With the New Zealand International Film Festival (NZIFF) just around the corner, I thought it interesting to look at what parts festivals and box office play in the working lives of directors and editors.
While television does find a place in some festivals, it’s more usually accorded accolades at awards ceremonies such as the Emmys and the New York Festivals Awards. And in a way that’s understandable. The programme has already found its audience in being broadcast. Audience success in TV is measured in NZ by a little black box that sits in 400 or so living rooms. Rate well and you’re in. Rate poorly, you’re out.
Film, whether short or feature, needs critical acclaim and to find an audience, and festivals are an important way to do both.
I produced a short film in 2013 directed by Poata Eruera and edited by DEGNZ president Peter Roberts. It had its world premiere at imagineNative in Toronto, and has been seen at festivals including in France, Greece, Hawaii, Florida and Tahiti. It secured a slot in Ngā Whanaunga in the NZIFF, which saw it screen in the main centres, and then do the NZIFF regional tour. It’s recently been selected for a festival in Montreal, is up for consideration for a tour of Australia and will be broadcast on Maori Television this year. I don’t write this to blow my own trumpet. Rather, to highlight the point of how festivals are finding audiences for the film and getting it in front of them in theatres, for which it was made. And perhaps more importantly, pointed out how the selection in Toronto triggered a post production grant from the New Zealand Film Commission (NZFC) that allowed us to do a Dolby 5.1 sound mix and deliver as a Digital Cinema Package, enhancing the theatre experience. Without this festival exposure, I would be left to putting it online and trying to drum up eyeballs in competition with the billions of other videos in that space. Even worse, a film made for the big screen would be viewed on a computer screen or smaller. Fortunately, imagineNATIVE was one of the 28 A List Festivals that NZFC currently recognizes and will provide support to filmmakers for.
For directors and editors, this A list is what separates the wheat from the chaff for your film, and for directors particularly, for your career.
With more than 5000 festivals listed on the largest film submission website Withoutabox, only about 100 have any real cachet, and within that number, a shifting combination of 30 or so rate in the NZFC’s eyes.
For features, Sundance, Cannes, Toronto, Venice and Berlin are primarily where you need to go, although a small number of others count, particularly for documentary and genre. Otherwise, you’d better have box office success. Around $1 million in domestic box office puts you in a good place, and if you can do $1 million in local currency in Australia, the UK, and or the US, you’ve got an indie hit on your hands.
Some examples of relatively recent New Zealand successes:
Mt Zion, directed by Te Arepa Kahi and edited by Kahi and Paul Maxwell earned $1.3 million in NZ. Its festival success sat outside the majors for features, and included Mill Valley, Hawaii, ImagineNATIVE and Hofer Filtage.
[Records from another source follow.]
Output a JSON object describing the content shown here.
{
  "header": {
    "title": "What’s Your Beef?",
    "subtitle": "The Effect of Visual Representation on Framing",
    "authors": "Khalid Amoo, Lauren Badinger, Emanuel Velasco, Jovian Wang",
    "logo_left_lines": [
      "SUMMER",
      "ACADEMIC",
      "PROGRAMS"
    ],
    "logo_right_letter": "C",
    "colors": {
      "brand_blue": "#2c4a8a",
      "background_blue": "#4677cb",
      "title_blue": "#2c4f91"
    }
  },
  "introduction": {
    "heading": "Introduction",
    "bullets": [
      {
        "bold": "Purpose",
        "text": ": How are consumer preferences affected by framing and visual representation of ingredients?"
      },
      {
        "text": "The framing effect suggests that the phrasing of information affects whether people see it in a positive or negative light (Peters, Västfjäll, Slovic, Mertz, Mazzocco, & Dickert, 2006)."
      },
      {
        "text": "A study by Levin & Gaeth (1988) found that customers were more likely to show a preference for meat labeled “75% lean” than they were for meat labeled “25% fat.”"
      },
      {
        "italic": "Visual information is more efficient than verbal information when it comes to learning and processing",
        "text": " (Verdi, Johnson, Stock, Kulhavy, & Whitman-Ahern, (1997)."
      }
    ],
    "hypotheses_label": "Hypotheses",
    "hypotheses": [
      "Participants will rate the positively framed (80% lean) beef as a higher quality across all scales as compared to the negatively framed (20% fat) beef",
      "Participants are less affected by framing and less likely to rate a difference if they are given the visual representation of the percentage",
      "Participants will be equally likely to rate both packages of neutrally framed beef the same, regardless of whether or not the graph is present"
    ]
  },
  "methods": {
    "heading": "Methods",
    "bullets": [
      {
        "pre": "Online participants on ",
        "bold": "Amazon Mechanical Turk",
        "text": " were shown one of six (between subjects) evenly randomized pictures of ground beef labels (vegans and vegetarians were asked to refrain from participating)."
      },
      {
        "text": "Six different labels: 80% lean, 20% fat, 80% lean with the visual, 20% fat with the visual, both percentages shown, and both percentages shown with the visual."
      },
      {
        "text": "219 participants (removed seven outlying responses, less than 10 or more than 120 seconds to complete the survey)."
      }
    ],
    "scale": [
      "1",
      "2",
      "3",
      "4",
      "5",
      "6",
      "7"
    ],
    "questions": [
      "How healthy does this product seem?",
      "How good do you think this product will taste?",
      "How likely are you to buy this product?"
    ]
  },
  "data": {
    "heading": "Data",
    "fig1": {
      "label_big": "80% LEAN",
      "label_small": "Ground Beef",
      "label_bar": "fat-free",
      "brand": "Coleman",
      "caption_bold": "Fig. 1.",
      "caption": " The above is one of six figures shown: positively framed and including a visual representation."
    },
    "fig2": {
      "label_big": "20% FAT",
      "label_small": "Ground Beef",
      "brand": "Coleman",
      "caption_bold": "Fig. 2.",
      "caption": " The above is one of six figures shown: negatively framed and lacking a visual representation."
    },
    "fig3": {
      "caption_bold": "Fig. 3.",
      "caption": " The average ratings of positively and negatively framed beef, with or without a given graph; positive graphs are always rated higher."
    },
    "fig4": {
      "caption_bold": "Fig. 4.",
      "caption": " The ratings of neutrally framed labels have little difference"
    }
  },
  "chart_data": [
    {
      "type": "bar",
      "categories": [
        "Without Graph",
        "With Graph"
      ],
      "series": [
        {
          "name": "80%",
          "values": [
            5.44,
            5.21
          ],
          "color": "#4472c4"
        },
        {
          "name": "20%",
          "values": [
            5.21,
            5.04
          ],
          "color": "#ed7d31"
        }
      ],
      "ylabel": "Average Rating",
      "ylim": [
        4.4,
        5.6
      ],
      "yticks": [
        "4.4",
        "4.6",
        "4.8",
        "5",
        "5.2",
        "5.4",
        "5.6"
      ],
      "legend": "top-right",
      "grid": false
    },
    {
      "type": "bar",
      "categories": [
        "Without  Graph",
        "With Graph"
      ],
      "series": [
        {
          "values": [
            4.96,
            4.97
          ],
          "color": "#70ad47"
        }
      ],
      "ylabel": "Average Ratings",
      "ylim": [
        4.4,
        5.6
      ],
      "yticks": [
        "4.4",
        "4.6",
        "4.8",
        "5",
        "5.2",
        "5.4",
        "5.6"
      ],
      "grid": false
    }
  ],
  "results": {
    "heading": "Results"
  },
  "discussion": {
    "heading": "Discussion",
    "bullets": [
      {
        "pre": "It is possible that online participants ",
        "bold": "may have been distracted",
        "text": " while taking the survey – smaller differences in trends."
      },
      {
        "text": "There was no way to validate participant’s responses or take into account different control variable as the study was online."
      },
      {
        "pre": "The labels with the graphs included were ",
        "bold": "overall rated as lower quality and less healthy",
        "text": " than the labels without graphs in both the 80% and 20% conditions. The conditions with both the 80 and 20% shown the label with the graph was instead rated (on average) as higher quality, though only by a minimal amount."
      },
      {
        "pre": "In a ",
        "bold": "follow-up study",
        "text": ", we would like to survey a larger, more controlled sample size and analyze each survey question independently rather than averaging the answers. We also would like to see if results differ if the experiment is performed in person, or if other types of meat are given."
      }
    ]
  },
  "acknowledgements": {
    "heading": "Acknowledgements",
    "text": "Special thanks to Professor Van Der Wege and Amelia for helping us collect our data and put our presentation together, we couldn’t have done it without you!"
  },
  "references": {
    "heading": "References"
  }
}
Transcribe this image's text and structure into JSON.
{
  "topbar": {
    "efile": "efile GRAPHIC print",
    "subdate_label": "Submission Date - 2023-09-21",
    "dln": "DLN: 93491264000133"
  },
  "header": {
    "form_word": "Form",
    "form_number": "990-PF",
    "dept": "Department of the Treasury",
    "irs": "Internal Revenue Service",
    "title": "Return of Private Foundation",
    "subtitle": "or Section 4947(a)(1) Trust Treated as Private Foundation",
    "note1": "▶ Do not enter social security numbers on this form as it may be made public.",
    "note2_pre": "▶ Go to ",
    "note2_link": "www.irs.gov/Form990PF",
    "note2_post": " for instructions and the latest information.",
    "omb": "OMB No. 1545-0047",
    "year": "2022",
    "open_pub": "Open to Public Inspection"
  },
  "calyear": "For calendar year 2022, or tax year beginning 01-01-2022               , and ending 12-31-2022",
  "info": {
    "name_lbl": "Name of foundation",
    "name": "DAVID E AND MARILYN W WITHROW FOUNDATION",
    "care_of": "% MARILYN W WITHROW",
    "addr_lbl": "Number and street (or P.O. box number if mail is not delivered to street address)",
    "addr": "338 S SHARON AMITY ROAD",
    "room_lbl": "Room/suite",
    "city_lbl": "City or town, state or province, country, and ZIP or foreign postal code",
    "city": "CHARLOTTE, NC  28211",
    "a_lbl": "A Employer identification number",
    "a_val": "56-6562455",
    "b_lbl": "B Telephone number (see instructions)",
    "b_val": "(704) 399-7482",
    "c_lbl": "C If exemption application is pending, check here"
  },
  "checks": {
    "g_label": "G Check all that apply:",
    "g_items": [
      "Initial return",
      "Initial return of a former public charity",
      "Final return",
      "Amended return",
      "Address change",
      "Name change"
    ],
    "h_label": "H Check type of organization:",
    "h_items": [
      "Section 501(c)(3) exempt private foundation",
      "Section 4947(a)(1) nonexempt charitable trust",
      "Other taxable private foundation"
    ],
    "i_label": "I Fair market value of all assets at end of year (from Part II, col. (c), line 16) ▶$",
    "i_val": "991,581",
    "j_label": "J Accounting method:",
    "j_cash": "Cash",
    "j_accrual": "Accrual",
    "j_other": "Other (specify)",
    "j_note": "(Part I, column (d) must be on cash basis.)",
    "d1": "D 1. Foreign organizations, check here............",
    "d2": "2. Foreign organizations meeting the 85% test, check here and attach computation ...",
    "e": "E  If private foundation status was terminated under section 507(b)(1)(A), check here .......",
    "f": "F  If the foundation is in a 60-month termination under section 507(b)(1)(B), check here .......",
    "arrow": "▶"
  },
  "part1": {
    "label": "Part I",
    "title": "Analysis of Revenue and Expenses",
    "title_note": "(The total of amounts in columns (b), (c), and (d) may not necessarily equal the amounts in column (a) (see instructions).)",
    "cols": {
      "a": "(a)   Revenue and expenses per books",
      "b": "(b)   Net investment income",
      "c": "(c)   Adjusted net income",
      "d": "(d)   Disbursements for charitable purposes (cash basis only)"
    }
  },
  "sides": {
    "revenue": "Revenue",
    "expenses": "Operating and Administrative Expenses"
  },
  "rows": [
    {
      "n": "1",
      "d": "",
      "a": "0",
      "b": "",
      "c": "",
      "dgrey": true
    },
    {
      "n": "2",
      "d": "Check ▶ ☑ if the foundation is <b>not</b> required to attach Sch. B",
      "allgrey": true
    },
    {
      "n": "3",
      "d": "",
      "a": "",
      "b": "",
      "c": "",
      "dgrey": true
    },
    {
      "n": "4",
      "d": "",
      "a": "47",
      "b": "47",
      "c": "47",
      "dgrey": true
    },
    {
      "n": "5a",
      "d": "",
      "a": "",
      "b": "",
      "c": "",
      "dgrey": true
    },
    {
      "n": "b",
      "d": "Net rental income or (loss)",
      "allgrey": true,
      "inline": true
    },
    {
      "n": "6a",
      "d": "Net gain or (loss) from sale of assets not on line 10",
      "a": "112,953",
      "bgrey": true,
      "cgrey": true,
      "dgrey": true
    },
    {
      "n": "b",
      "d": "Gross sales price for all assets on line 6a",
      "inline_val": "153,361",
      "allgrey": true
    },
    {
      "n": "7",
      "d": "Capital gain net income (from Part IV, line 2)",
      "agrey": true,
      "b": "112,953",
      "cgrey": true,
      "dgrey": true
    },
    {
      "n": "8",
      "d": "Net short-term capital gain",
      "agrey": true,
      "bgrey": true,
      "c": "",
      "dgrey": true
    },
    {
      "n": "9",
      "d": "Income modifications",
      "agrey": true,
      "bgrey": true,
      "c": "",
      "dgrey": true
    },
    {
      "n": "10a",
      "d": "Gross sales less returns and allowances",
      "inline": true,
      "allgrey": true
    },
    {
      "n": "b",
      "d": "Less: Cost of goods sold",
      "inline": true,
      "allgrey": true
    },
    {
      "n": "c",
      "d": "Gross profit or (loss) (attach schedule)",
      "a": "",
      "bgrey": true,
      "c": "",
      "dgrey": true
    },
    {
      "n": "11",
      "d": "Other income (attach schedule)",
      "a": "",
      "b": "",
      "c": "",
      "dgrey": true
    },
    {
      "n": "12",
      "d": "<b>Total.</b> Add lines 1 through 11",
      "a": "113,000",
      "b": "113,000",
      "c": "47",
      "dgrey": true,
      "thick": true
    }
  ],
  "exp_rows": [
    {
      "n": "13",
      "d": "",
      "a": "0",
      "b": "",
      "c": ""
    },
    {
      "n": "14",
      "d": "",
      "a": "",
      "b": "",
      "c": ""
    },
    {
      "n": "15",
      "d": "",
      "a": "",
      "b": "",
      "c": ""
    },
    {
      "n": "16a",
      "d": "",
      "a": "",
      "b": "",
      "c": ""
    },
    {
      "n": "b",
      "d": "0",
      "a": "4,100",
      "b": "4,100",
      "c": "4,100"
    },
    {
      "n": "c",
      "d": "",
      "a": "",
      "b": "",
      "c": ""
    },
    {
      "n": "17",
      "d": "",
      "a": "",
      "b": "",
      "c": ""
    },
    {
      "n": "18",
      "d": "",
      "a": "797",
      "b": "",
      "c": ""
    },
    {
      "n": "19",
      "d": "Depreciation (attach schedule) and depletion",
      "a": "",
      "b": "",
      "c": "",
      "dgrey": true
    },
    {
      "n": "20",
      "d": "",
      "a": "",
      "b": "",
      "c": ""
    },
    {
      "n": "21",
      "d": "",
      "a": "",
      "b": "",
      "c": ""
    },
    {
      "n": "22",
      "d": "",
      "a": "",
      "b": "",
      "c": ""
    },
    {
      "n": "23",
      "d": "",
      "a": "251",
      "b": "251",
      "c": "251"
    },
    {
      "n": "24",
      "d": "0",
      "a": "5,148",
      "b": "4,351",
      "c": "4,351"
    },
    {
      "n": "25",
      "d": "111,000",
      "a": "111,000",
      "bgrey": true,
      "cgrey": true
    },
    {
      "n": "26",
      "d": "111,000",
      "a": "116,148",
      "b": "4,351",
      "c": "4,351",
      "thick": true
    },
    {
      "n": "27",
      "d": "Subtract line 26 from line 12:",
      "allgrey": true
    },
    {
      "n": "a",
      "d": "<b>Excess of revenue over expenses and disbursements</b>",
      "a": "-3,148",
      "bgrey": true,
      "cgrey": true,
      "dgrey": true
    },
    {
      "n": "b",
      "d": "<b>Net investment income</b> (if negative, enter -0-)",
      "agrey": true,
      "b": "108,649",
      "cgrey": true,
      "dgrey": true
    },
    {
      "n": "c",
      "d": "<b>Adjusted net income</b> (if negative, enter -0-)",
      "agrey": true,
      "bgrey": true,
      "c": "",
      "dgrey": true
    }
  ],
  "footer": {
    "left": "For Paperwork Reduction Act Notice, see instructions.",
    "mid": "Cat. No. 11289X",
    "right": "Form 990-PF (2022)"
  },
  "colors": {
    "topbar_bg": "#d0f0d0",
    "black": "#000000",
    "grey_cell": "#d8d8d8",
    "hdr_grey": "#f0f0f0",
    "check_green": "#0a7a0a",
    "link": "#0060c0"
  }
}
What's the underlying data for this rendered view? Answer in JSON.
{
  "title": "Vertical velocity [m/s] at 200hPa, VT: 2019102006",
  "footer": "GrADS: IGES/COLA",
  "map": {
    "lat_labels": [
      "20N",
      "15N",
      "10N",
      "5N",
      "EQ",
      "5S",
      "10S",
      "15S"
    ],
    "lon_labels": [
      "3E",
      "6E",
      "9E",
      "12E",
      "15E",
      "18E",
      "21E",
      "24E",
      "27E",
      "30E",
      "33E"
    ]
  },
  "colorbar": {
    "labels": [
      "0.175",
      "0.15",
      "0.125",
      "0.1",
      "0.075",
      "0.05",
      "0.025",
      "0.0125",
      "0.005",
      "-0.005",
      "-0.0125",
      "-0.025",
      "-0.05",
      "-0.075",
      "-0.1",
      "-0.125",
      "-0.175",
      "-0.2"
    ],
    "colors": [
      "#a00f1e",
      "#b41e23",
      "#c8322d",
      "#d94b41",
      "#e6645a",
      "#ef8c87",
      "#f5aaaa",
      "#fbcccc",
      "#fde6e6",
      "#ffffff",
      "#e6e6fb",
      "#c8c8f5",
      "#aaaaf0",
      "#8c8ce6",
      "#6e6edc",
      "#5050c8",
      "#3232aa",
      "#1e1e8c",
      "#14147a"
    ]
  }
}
The Orator, directed by DEGNZ member Tusi Tamasese and edited by Simon Price did a respectable $767,000 at the NZ$ box office, but more importantly gained acceptance into Venice and Sundance, an indicator of the vitally important “critical acclaim.”
The Topp Twins: Untouchable Girls, the documentary feature directed by DEGNZ member Leeane Pooley and edited by DEGNZ member Tim Woodhouse, racked up $1.8 million at the NZ box office, got into Toronto and a number of other good festivals and won multiple awards.
Without this kind of success—critical acclaim and or good box office returns—particularly for the two narrative drama directors, they could have become roadside casualties on the NZFC highway of first time feature film directors who never made another film. Each of these three talents, deservedly, has gone on to make further films with NZFC funding.
While international success is very important, local festivals like NZIFF, Show Me Shorts and Doc Edge are good for you and your film, too. They are highly credible internationally, put New Zealand stories in front of New Zealand audiences, and allow your film to be seen with some of the best of international offerings.
DEGNZ celebrates the success of its member directors and editors who this year have found a place on the highly competitive NZIFF film roster:
Documentary features: directors Costa Botes with Act of Kindness, Rebecca Tansley with Crossing Rachmaninoff, Shirley Horrocks with Tom Who? The Enigma of Tom Kriesler, and editors Prisca Bouchet with Ever the Land, Cushla Dillon with The Price of Peace, and Costa Botes with his film.
Narrative features: director Jason Lei Howden and editor Jeff Hurrell with Deathgasm.
Shorts: directors Rowena Baines with Dancing in the Dark, Hamish Bennett with Tihei, Ivan Barge with Madam Black, Alyx Duncan with The Tide Keeper, Giacomo Martelli with Coral, and Jackie Van Beek with The Lawnmower Bandit. (Apologies to those we didn’t pick up or receive notifications for.
For all of them, we wish success in the future as well.